Nothing brings the Williamstown community together like a game of baseball

The members of the Challenger League pose for a picture with the Williamstown Braves high school baseball team after the game on May 8.

Lou Gehrig said it best, “There is no room in baseball for discrimination. It is our national pastime and a game for all.”

On Tuesdays and Saturdays through the spring, the Challenger League will play the wonderful game of baseball at the Church Street complex in Williamstown. The league is for children with disabilities.

Coach Heather Brown has been involved with the league for the past nine years, while the league itself has been around for about 15 years. She gives all credit to Kathy and Mike Keller, who introduced her to the league.

“My daughter has cerebral palsy.” Brown said. “My neighbor was running it [the league] at the time so she encouraged me to bring Sarah out on the field and we started playing. That was nine years ago. That was with Kathy and Mike Keller. They were amazing, they really formed this.”

The Challenger League depends on volunteers. For instance, last Tuesday night, the Williamstown Braves were in attendance to assist Brown. Pat Leighton, a volunteer of more than seven years, was on hand and had nothing but great things to say about his time as a volunteer.

“We want to show them how to play baseball the right way and have fun,” Leighton said. “It brings a lot of baseball players out to help with the kids who don’t have a chance to play in the town league. They get to come out here, play, and have a good time.”

Bo Cancelliere, another member of the Braves, enjoyed his time as an active volunteer.

“All you have to do is have fun with everybody and treat everybody the same,” Cancelliere said. “It’s a good image for Williamstown. It’s good to have your town know you include everybody.”

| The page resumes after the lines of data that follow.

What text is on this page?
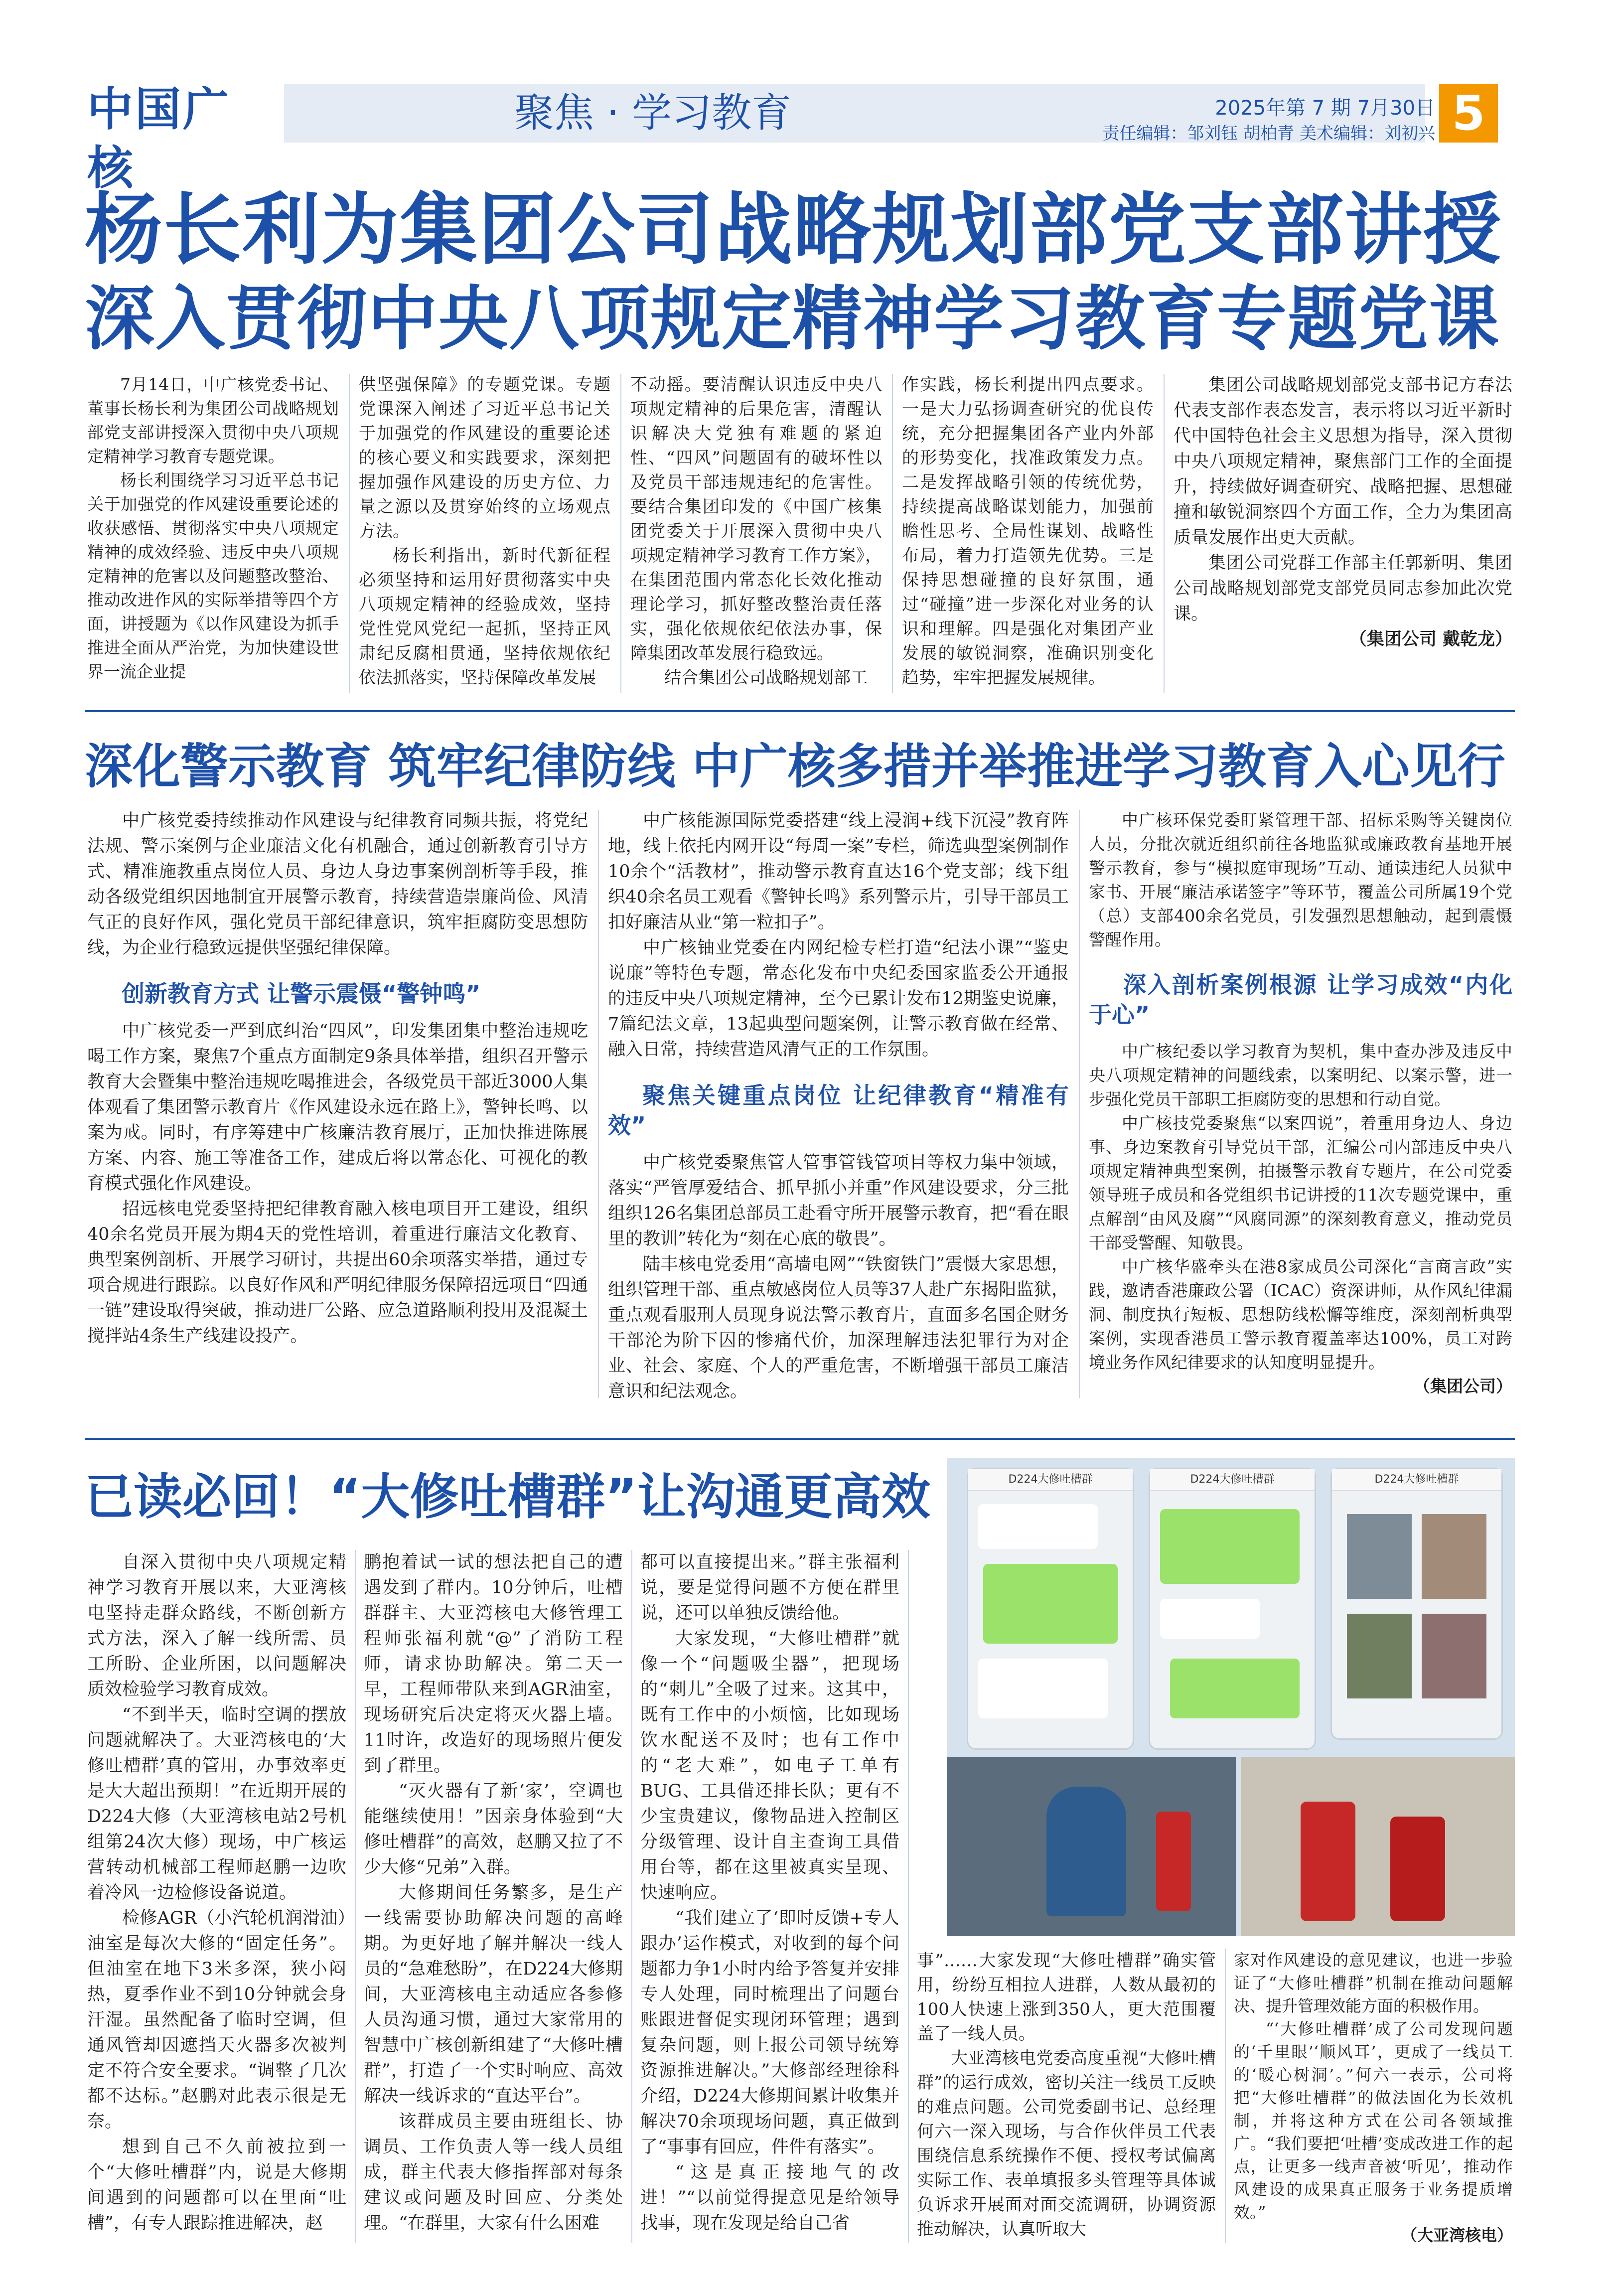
中国广核
聚焦 · 学习教育	2025年第 7 期 7月30日
责任编辑：邹刘钰 胡柏青 美术编辑：刘初兴 5
杨长利为集团公司战略规划部党支部讲授
深入贯彻中央八项规定精神学习教育专题党课

7月14日，中广核党委书记、董事长杨长利为集团公司战略规划部党支部讲授深入贯彻中央八项规定精神学习教育专题党课。

杨长利围绕学习习近平总书记关于加强党的作风建设重要论述的收获感悟、贯彻落实中央八项规定精神的成效经验、违反中央八项规定精神的危害以及问题整改整治、推动改进作风的实际举措等四个方面，讲授题为《以作风建设为抓手推进全面从严治党，为加快建设世界一流企业提

供坚强保障》的专题党课。专题党课深入阐述了习近平总书记关于加强党的作风建设的重要论述的核心要义和实践要求，深刻把握加强作风建设的历史方位、力量之源以及贯穿始终的立场观点方法。

杨长利指出，新时代新征程必须坚持和运用好贯彻落实中央八项规定精神的经验成效，坚持党性党风党纪一起抓，坚持正风肃纪反腐相贯通，坚持依规依纪依法抓落实，坚持保障改革发展

不动摇。要清醒认识违反中央八项规定精神的后果危害，清醒认识解决大党独有难题的紧迫性、“四风”问题固有的破坏性以及党员干部违规违纪的危害性。要结合集团印发的《中国广核集团党委关于开展深入贯彻中央八项规定精神学习教育工作方案》，在集团范围内常态化长效化推动理论学习，抓好整改整治责任落实，强化依规依纪依法办事，保障集团改革发展行稳致远。

结合集团公司战略规划部工

作实践，杨长利提出四点要求。一是大力弘扬调查研究的优良传统，充分把握集团各产业内外部的形势变化，找准政策发力点。二是发挥战略引领的传统优势，持续提高战略谋划能力，加强前瞻性思考、全局性谋划、战略性布局，着力打造领先优势。三是保持思想碰撞的良好氛围，通过“碰撞”进一步深化对业务的认识和理解。四是强化对集团产业发展的敏锐洞察，准确识别变化趋势，牢牢把握发展规律。

集团公司战略规划部党支部书记方春法代表支部作表态发言，表示将以习近平新时代中国特色社会主义思想为指导，深入贯彻中央八项规定精神，聚焦部门工作的全面提升，持续做好调查研究、战略把握、思想碰撞和敏锐洞察四个方面工作，全力为集团高质量发展作出更大贡献。

集团公司党群工作部主任郭新明、集团公司战略规划部党支部党员同志参加此次党课。

（集团公司 戴乾龙）

深化警示教育 筑牢纪律防线 中广核多措并举推进学习教育入心见行

中广核党委持续推动作风建设与纪律教育同频共振，将党纪法规、警示案例与企业廉洁文化有机融合，通过创新教育引导方式、精准施教重点岗位人员、身边人身边事案例剖析等手段，推动各级党组织因地制宜开展警示教育，持续营造崇廉尚俭、风清气正的良好作风，强化党员干部纪律意识，筑牢拒腐防变思想防线，为企业行稳致远提供坚强纪律保障。

创新教育方式 让警示震慑“警钟鸣”

中广核党委一严到底纠治“四风”，印发集团集中整治违规吃喝工作方案，聚焦7个重点方面制定9条具体举措，组织召开警示教育大会暨集中整治违规吃喝推进会，各级党员干部近3000人集体观看了集团警示教育片《作风建设永远在路上》，警钟长鸣、以案为戒。同时，有序筹建中广核廉洁教育展厅，正加快推进陈展方案、内容、施工等准备工作，建成后将以常态化、可视化的教育模式强化作风建设。

招远核电党委坚持把纪律教育融入核电项目开工建设，组织40余名党员开展为期4天的党性培训，着重进行廉洁文化教育、典型案例剖析、开展学习研讨，共提出60余项落实举措，通过专项合规进行跟踪。以良好作风和严明纪律服务保障招远项目“四通一链”建设取得突破，推动进厂公路、应急道路顺利投用及混凝土搅拌站4条生产线建设投产。

中广核能源国际党委搭建“线上浸润+线下沉浸”教育阵地，线上依托内网开设“每周一案”专栏，筛选典型案例制作10余个“活教材”，推动警示教育直达16个党支部；线下组织40余名员工观看《警钟长鸣》系列警示片，引导干部员工扣好廉洁从业“第一粒扣子”。

中广核铀业党委在内网纪检专栏打造“纪法小课”“鉴史说廉”等特色专题，常态化发布中央纪委国家监委公开通报的违反中央八项规定精神，至今已累计发布12期鉴史说廉，7篇纪法文章，13起典型问题案例，让警示教育做在经常、融入日常，持续营造风清气正的工作氛围。

聚焦关键重点岗位 让纪律教育“精准有效”

中广核党委聚焦管人管事管钱管项目等权力集中领域，落实“严管厚爱结合、抓早抓小并重”作风建设要求，分三批组织126名集团总部员工赴看守所开展警示教育，把“看在眼里的教训”转化为“刻在心底的敬畏”。

陆丰核电党委用“高墙电网”“铁窗铁门”震慑大家思想，组织管理干部、重点敏感岗位人员等37人赴广东揭阳监狱，重点观看服刑人员现身说法警示教育片，直面多名国企财务干部沦为阶下囚的惨痛代价，加深理解违法犯罪行为对企业、社会、家庭、个人的严重危害，不断增强干部员工廉洁意识和纪法观念。

中广核环保党委盯紧管理干部、招标采购等关键岗位人员，分批次就近组织前往各地监狱或廉政教育基地开展警示教育，参与“模拟庭审现场”互动、通读违纪人员狱中家书、开展“廉洁承诺签字”等环节，覆盖公司所属19个党（总）支部400余名党员，引发强烈思想触动，起到震慑警醒作用。

深入剖析案例根源 让学习成效“内化于心”

中广核纪委以学习教育为契机，集中查办涉及违反中央八项规定精神的问题线索，以案明纪、以案示警，进一步强化党员干部职工拒腐防变的思想和行动自觉。

中广核技党委聚焦“以案四说”，着重用身边人、身边事、身边案教育引导党员干部，汇编公司内部违反中央八项规定精神典型案例，拍摄警示教育专题片，在公司党委领导班子成员和各党组织书记讲授的11次专题党课中，重点解剖“由风及腐”“风腐同源”的深刻教育意义，推动党员干部受警醒、知敬畏。

中广核华盛牵头在港8家成员公司深化“言商言政”实践，邀请香港廉政公署（ICAC）资深讲师，从作风纪律漏洞、制度执行短板、思想防线松懈等维度，深刻剖析典型案例，实现香港员工警示教育覆盖率达100%，员工对跨境业务作风纪律要求的认知度明显提升。

（集团公司）

已读必回！“大修吐槽群”让沟通更高效

自深入贯彻中央八项规定精神学习教育开展以来，大亚湾核电坚持走群众路线，不断创新方式方法，深入了解一线所需、员工所盼、企业所困，以问题解决质效检验学习教育成效。

“不到半天，临时空调的摆放问题就解决了。大亚湾核电的‘大修吐槽群’真的管用，办事效率更是大大超出预期！”在近期开展的D224大修（大亚湾核电站2号机组第24次大修）现场，中广核运营转动机械部工程师赵鹏一边吹着冷风一边检修设备说道。

检修AGR（小汽轮机润滑油）油室是每次大修的“固定任务”。但油室在地下3米多深，狭小闷热，夏季作业不到10分钟就会身汗湿。虽然配备了临时空调，但通风管却因遮挡天火器多次被判定不符合安全要求。“调整了几次都不达标。”赵鹏对此表示很是无奈。

想到自己不久前被拉到一个“大修吐槽群”内，说是大修期间遇到的问题都可以在里面“吐槽”，有专人跟踪推进解决，赵

鹏抱着试一试的想法把自己的遭遇发到了群内。10分钟后，吐槽群群主、大亚湾核电大修管理工程师张福利就“@”了消防工程师，请求协助解决。第二天一早，工程师带队来到AGR油室，现场研究后决定将灭火器上墙。11时许，改造好的现场照片便发到了群里。

“灭火器有了新‘家’，空调也能继续使用！”因亲身体验到“大修吐槽群”的高效，赵鹏又拉了不少大修“兄弟”入群。

大修期间任务繁多，是生产一线需要协助解决问题的高峰期。为更好地了解并解决一线人员的“急难愁盼”，在D224大修期间，大亚湾核电主动适应各参修人员沟通习惯，通过大家常用的智慧中广核创新组建了“大修吐槽群”，打造了一个实时响应、高效解决一线诉求的“直达平台”。

该群成员主要由班组长、协调员、工作负责人等一线人员组成，群主代表大修指挥部对每条建议或问题及时回应、分类处理。“在群里，大家有什么困难

都可以直接提出来。”群主张福利说，要是觉得问题不方便在群里说，还可以单独反馈给他。

大家发现，“大修吐槽群”就像一个“问题吸尘器”，把现场的“刺儿”全吸了过来。这其中，既有工作中的小烦恼，比如现场饮水配送不及时；也有工作中的“老大难”，如电子工单有BUG、工具借还排长队；更有不少宝贵建议，像物品进入控制区分级管理、设计自主查询工具借用台等，都在这里被真实呈现、快速响应。

“我们建立了‘即时反馈+专人跟办’运作模式，对收到的每个问题都力争1小时内给予答复并安排专人处理，同时梳理出了问题台账跟进督促实现闭环管理；遇到复杂问题，则上报公司领导统筹资源推进解决。”大修部经理徐科介绍，D224大修期间累计收集并解决70余项现场问题，真正做到了“事事有回应，件件有落实”。

“这是真正接地气的改进！”“以前觉得提意见是给领导找事，现在发现是给自己省

D224大修吐槽群	D224大修吐槽群	D224大修吐槽群

事”……大家发现“大修吐槽群”确实管用，纷纷互相拉人进群，人数从最初的100人快速上涨到350人，更大范围覆盖了一线人员。

大亚湾核电党委高度重视“大修吐槽群”的运行成效，密切关注一线员工反映的难点问题。公司党委副书记、总经理何六一深入现场，与合作伙伴员工代表围绕信息系统操作不便、授权考试偏离实际工作、表单填报多头管理等具体诚负诉求开展面对面交流调研，协调资源推动解决，认真听取大

家对作风建设的意见建议，也进一步验证了“大修吐槽群”机制在推动问题解决、提升管理效能方面的积极作用。

“‘大修吐槽群’成了公司发现问题的‘千里眼’‘顺风耳’，更成了一线员工的‘暖心树洞’。”何六一表示，公司将把“大修吐槽群”的做法固化为长效机制，并将这种方式在公司各领域推广。“我们要把‘吐槽’变成改进工作的起点，让更多一线声音被‘听见’，推动作风建设的成果真正服务于业务提质增效。”

（大亚湾核电）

The Williamstown Fire Department will be at a game next week to volunteer.

“Jim DeHart reached out to us and said they want to volunteer,” Brown said. “I think it’s amazing, the kids are going to go nuts. It brings the community together. I owe it all to the parents for raising children who want to help.”

Since Brown took control of the League, she’s seen a steady increase in players. She’s gone from having 13, to 18, to 28 this season. Her goal is to eventually grow the team so they can split into two or eventually travel to other communities to play their Challenger League teams.

Brown’s team has children from ages 4 to 18. She accepts all children, from those with ADHD to cerebral palsy and anything in between. Brown also accepts children from outside the district, so it’s not exclusive to Williamstown. The most important thing to her is that the kids are having fun.

“I just want them to have fun and say ‘I play ball.’” Brown said. “The kids are active, they’re out playing a sport, they’re not at home on the computer, it gets them out and running around and having a good time.”